“她喜欢安静,喜欢思考,热爱生活,加拿大挺适合她的。”
燕礼婉目光微顿,“你要一辈子瞒着她,让她就这样生活,她是一个独立的个体,你这样一厢情愿对她好,实际挺不公平。”
“凌温庭,你不过是胆小鬼,你的腿也是当年为了救她留下的后遗症吧。”
她的话音刚落下,男人的目光便向叶泽看了一眼,叶泽后背绷直,不过闲聊中无疑说了,他有种被出卖的感觉。
燕礼婉摇摇头,又看了一眼旁边的龚莞月,看山似山,这个人的目光一直落在那人身上,“有些时候,要放下及时别伤了自己。”
龚莞月回头,知道她在点自己,目光撤回,“燕小姐说的是,明知道没有结果就不要再往前走了。”
叶泽走过去,将她的手握住,两人四目相对,彼此给予力量。
凌温庭墨色的眸微动,他知道这几年龚莞月对自己的心思,不过她知道该做什么,工作能力出众,公关也不错,知道分寸是很好的助力。
“这次事情结束后,你们就去意大利生活,那里凌家的公司交给你们。”
叶泽眼镜后面的眸子有几分激动,看着旁边的人,“谢谢先生。”
“还记得我和您怎么遇到的,我记得是在美国的大街上,我在流浪被家族抛弃,衣不蔽体,是先生给了我活命和复仇的机会,所以我会和先生一起到最后。”

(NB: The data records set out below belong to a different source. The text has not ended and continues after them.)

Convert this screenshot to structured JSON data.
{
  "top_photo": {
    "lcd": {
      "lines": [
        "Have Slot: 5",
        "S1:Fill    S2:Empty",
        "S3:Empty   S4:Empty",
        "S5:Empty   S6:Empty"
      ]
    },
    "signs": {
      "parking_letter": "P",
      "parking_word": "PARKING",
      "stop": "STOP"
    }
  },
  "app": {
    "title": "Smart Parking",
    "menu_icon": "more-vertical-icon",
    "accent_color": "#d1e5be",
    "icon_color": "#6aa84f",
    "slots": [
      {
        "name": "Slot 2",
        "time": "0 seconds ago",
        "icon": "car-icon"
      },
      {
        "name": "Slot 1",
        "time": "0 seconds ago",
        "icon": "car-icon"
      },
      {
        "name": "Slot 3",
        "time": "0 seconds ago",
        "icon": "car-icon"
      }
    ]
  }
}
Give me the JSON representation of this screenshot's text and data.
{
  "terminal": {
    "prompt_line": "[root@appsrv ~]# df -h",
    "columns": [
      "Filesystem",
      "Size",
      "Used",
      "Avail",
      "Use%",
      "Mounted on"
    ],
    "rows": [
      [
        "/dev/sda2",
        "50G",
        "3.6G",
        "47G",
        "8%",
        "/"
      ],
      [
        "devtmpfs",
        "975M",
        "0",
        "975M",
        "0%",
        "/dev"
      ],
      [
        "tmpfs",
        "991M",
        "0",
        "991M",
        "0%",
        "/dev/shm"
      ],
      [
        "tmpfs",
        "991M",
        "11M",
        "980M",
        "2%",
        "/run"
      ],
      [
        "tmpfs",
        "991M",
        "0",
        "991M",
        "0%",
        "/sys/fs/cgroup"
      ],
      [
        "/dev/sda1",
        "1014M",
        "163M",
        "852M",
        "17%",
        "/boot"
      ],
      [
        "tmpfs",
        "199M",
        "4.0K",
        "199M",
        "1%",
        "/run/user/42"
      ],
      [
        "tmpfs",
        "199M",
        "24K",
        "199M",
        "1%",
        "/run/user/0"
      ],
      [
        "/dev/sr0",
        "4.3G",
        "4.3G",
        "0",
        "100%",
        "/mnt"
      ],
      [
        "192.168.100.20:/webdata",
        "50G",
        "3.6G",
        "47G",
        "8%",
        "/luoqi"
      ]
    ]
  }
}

龚莞月看着眼前的人,那个人不仅是她的信仰,更是她新生的救星。
“我没想让你报答什么,活得自由一些就好,人到最后也是孤身一人,珍惜眼前人。”
他看了一眼叶泽,他是可靠的人,未尝不是她好的归宿。
叶泽受宠若惊一般点点头…拉着她的手,“月,等这件事结束了我们就结婚好不好。”
“哎呦喂,这就替他卖命了,如果你们能结婚,这可有我的功劳哈。”
燕礼婉笑了笑,目光落在手腕上翠绿的玉镯,旧人所赠,盼君归。
“走吧,我们去见祖父,毕竟好戏也要来了。”
燕礼婉推着轮椅就往外走,上了长廊往书房的方向来。
夜色浓郁,空中多了几分花的清香,月色溶溶,盛夏的蝉鸣不止,幽深的境地。
“你说,祖父找我们干什么?”
燕礼婉笑了笑,目光落在那花架的秋千上,儿时的记忆涌上心头,那个一直跟在她身后的小跟班。
“当然要唱戏。”
男人眸色沉静雅致,府内看似安静,实则四周都有人把守,燕府被围得水泄不通,他恐怕要进一步试探他的真假。
*
谢澜汀和温染霜站在燕府的门口,他犹豫几分是否要带她进去。
回想一个小时刚接到父亲的电话,“你打算一辈子不回谢家,你就算不在乎谢家,难道你身旁的那个姑娘你也不在乎?”
他犹豫了很久,当年她死了,他不能再让她收到伤害。
温染霜目光柔和,眉目间多了几分温柔,她似乎感受到腹部生命的共鸣,眉头舒展,想起了几个小时在庄园的事情。
她和谢澜庭回了庄园,走进去的时候,目光所及都是他们的回忆。
赏景吃茶,弹琴吹箫,秉烛夜谈,一幕幕都在她脑子里上演,还有如果不爱她,为什么她的戒指他还要带在身上。
当听说庄园的人说他来了燕府,她突然想来见见他,他曾经当着满殿的神佛,说他从来没有爱过自己,那么她亲口要问原因。
来的人带着两个人进了燕府,一直到书房门口才退下。